The newest web series to air is Crescent Heights, developed by Procter & Gamble's Tide division. If you recall (if you're in the demographic the company is targeting with this series you probably don't), Proctor & Gamble was the originator of the soap opera. For those of you who watch Guiding Light, it started out 70 years ago on the radio and first aired in 1955, created by P&G. According to the New York Times, the "light" emphasizes one of P&G's first products the candle; the other being soap, hence the "soap opera".
Crescent Heights focuses on a young college graduate named Ashley who is starting a career in public relation in Los Angeles after moving all the way from Wisconsin. It has the typical "soapy" flair of friendship and romantic relationship drama that forms the basis of all soaps.
Ten 3-minute segments have been taped initially as part of a broad strategy by P&G to assess the impact of online entertainment on product sales with this test emphasizing Tide. While the detergent does make the odd appearance, the company has chosen to focus on clothing in the series as their method of advertising. Kevin Crociata, Tide’s associate marketing director says that the series intends to "speak to people about more than just laundry" as Tide " provides benefits to the fabrics she (Ashley) wears on a daily basis". Not surprisingly, Ashley's first romantic relationship kicks off as a result of being noticed because of the brightness of her yellow dress. This reminds me of the Axe commercials that more than discreetly promise sex in exchange for purchasing their deodorant brand.

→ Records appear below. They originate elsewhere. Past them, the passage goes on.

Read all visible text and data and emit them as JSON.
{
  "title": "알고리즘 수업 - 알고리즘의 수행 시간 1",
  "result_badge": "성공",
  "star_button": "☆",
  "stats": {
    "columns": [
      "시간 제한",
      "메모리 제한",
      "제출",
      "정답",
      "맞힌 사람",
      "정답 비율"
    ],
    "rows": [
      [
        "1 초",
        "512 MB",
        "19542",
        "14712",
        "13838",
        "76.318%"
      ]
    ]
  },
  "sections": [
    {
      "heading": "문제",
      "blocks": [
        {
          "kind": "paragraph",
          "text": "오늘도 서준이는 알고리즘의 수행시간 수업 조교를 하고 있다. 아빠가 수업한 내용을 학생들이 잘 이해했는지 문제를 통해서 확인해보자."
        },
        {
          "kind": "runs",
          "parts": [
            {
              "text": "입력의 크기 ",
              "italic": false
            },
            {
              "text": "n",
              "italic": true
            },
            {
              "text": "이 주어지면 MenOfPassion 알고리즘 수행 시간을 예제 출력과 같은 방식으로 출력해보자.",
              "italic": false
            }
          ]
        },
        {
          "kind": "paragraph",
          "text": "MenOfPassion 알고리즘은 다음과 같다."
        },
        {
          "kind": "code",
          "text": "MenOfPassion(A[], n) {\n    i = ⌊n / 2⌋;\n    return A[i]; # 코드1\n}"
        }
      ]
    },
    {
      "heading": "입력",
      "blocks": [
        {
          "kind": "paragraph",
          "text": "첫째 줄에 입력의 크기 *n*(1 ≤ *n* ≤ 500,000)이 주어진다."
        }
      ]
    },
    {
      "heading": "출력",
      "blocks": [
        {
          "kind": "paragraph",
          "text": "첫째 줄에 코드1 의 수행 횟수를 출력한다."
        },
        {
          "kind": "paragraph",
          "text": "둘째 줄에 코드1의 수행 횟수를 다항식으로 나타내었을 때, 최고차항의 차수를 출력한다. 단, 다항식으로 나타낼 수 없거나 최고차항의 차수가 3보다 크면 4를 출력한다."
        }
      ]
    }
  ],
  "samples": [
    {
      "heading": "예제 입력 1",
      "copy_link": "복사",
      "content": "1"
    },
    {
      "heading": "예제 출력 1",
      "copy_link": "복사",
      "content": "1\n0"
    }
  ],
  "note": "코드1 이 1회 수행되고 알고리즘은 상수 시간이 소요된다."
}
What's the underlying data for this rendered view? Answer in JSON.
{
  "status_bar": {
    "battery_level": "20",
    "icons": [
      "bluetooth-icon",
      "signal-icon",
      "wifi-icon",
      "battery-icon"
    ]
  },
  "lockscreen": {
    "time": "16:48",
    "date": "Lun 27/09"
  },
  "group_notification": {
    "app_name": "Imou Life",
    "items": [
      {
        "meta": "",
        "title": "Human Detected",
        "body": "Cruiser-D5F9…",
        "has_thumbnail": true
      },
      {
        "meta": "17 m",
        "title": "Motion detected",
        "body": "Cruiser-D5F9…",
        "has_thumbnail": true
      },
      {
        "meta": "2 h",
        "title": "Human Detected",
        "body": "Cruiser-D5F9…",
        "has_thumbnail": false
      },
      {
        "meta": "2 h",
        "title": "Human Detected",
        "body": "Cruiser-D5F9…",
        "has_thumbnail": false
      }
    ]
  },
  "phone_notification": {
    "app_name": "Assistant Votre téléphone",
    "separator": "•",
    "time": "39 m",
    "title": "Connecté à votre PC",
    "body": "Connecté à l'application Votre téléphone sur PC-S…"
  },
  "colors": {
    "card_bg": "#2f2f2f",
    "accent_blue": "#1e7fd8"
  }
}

Marketers and retailers are finding that in order to reach the younger demographic these days, advertising has to be contextually-based and subtle; basically mixed in with forms of entertainment that young people will view. Procter & Gamble's web initiative follows those of brands and companies such as American Eagle Outfitters, Unilever, and I Can't Believe It's Not Butter!
For all you fans of CBS's Ghost Whisperer, you may be interested to know that the show is holding a YouTube contest where you could win the opportunity to star in a video with Jennifer Love Hewitt and the rest of the cast of Ghost Whisperer. For contest details, take a look at Jay Mohr's video above. Also check out the shows MySpace page and this page here to get you started with your contest video. Meet you in the underground!
Look for an upcoming episode of CSI: New York to be played out in the popular online world Second Life. CSI creator Anthony Zuiker announced yesterday at the Virtual Worlds Conference and Expo that the two-part episode airing October 24 and February 6 will have Mac, played by Gary Sinise, pursue a killer's avatar through Second Life.
The hit TV show also plans to develop an online virtual CSI: NY within Second Life where viewers will be able to find games for CSI beginners and content for more advanced viewers such as "Murder By Zuiker", a blog game where you try to solve a crime by analyzing evidence found within Second Life. Zuiker evaluates the entries himself.
The Second Life integration is part of an acknowledgment on Zuiker's part that the future of television will be played out largely online.